Two Eritreans are on the Dimension Data Tour team this year, Daniel Teklehaimanot, 27, and Natnael Berhane, 25.
Both are accomplished climbers, one of the essential components of a Tour champion.
Last year another Eritrean, Merhawi Kudus, 22, also rode the Tour while in May he finished 37th at the Giro d'Italia.
"It's not through a lack of talent that there hasn't been a standout rider yet," added Cavendish.

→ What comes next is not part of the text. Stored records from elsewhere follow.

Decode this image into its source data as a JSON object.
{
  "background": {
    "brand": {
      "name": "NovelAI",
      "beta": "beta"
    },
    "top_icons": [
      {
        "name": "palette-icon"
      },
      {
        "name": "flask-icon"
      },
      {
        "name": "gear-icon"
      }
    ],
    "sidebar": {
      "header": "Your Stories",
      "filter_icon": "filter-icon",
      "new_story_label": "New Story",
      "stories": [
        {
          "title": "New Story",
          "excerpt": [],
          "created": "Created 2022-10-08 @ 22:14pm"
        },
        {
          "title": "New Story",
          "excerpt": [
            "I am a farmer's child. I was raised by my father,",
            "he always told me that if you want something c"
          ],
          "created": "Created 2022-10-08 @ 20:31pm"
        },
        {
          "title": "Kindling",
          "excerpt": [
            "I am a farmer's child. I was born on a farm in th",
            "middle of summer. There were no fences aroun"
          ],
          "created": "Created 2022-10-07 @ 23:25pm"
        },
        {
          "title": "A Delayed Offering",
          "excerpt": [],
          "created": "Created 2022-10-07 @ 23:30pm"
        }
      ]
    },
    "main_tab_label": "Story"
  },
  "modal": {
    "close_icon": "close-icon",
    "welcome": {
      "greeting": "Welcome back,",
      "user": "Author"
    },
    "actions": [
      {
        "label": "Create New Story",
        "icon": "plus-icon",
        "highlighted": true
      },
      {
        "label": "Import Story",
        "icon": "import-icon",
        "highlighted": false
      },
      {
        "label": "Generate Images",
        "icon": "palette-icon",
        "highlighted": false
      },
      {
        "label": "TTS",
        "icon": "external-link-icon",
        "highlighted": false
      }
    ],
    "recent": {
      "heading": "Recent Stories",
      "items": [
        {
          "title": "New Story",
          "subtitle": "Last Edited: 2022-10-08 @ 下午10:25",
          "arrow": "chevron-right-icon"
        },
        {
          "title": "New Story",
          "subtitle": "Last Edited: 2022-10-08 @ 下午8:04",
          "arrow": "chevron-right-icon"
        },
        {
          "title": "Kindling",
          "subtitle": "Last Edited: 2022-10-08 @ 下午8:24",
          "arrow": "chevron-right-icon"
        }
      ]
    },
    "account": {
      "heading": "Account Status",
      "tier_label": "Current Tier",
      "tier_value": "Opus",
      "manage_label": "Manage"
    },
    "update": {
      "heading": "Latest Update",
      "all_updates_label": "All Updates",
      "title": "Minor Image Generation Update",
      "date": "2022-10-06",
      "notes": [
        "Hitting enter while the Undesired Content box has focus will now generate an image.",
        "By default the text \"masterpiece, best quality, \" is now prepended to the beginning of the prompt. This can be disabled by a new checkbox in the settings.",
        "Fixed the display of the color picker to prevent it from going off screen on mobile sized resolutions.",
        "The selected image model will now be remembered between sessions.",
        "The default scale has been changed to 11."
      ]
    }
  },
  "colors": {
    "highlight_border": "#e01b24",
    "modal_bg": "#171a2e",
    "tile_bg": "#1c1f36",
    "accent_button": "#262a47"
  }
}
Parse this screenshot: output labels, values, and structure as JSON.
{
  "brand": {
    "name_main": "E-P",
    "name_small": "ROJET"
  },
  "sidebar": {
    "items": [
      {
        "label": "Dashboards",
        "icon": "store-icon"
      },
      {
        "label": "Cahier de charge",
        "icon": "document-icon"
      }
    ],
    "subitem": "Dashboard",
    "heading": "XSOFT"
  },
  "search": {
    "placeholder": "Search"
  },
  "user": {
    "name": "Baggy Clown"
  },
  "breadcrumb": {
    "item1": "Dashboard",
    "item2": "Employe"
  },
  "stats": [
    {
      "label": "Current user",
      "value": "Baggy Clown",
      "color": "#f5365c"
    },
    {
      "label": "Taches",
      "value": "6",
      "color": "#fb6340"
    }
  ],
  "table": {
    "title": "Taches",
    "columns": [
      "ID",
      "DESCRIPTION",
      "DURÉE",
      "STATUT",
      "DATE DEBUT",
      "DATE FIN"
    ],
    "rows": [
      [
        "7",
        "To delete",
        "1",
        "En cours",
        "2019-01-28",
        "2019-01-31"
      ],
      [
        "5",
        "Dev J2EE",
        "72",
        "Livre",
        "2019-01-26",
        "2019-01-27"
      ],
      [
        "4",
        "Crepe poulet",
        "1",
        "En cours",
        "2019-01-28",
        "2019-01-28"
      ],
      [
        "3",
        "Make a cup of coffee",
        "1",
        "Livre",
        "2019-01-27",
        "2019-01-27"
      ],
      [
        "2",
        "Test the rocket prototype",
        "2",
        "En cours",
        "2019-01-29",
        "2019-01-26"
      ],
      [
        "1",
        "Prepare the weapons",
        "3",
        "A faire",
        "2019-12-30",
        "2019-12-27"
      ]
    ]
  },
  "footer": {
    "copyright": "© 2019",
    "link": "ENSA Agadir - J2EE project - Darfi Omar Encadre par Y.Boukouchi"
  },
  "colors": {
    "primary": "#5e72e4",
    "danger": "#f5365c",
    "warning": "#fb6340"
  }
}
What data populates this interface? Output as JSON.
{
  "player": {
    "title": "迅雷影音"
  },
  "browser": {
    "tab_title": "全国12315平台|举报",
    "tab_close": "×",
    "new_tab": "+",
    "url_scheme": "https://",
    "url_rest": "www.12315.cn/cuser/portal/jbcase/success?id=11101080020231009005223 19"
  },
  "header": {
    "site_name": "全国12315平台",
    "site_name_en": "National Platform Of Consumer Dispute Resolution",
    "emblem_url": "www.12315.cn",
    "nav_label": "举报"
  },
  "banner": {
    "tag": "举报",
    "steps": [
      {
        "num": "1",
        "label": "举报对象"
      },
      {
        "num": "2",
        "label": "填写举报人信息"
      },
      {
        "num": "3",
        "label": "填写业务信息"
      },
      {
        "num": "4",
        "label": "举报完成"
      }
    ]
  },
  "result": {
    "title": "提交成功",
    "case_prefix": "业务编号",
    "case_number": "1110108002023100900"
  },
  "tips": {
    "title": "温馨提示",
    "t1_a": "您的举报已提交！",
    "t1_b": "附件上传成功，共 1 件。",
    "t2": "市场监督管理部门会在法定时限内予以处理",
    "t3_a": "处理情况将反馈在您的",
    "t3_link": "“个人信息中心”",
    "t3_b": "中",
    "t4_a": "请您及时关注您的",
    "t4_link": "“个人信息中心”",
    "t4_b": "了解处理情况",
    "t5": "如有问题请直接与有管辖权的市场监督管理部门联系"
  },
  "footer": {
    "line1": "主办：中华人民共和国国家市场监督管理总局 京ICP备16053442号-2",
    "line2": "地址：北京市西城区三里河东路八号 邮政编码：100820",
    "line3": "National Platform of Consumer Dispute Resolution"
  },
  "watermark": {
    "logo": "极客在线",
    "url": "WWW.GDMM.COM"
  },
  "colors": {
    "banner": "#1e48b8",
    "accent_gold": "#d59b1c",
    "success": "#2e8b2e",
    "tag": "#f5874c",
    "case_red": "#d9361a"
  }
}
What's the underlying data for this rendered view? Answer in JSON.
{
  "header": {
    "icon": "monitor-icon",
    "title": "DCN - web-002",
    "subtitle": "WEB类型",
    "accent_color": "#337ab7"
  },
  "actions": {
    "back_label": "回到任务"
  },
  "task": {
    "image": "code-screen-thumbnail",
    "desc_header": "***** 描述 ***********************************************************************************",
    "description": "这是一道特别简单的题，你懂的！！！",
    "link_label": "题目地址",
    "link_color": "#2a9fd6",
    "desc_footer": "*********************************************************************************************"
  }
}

"Daniel wore the polkadot (climbers) jersey for a few days last year. That was massive for the team, for the continent and for the Qhubeka charity.
"For a black African rider to be a contender, it's not about talent, it's a cultural history thing.
"You have to start somewhere -- that's with the guys who are professionals now, then it can filter down to the younger generation.
"We have a feeder team at Dimension Data and the talent is coming through.
"It's incredible, if we can ingrain a cycling lifestyle -- something that's not taught but is instinct -- into guys, I truly believe in the next 10 years we'll be seeing the continent of Africa being the next dominant force in cycling."
Teklehaimanot won the king of the mountains jersey at the prestigious Criterium du Dauphine both this year and last, and held the polkadot jersey for four days at the 2015 Tour, where he finished 49th.
Kudus was ninth at the Tour of Oman earlier this year and has ridden all three Grand Tours despite being only 22.
Berhane won the Tour of Turkey in 2013 and was fifth in the Tour of Austria earlier this year.
He's completed the Vuelta a Espana twice and is riding his first Tour.
Briton Froome was born in Kenya and grew up in South Africa, benefitting from altitude training from a young age.
He has since won the Tour de France twice and is the favourite to triumph again this year.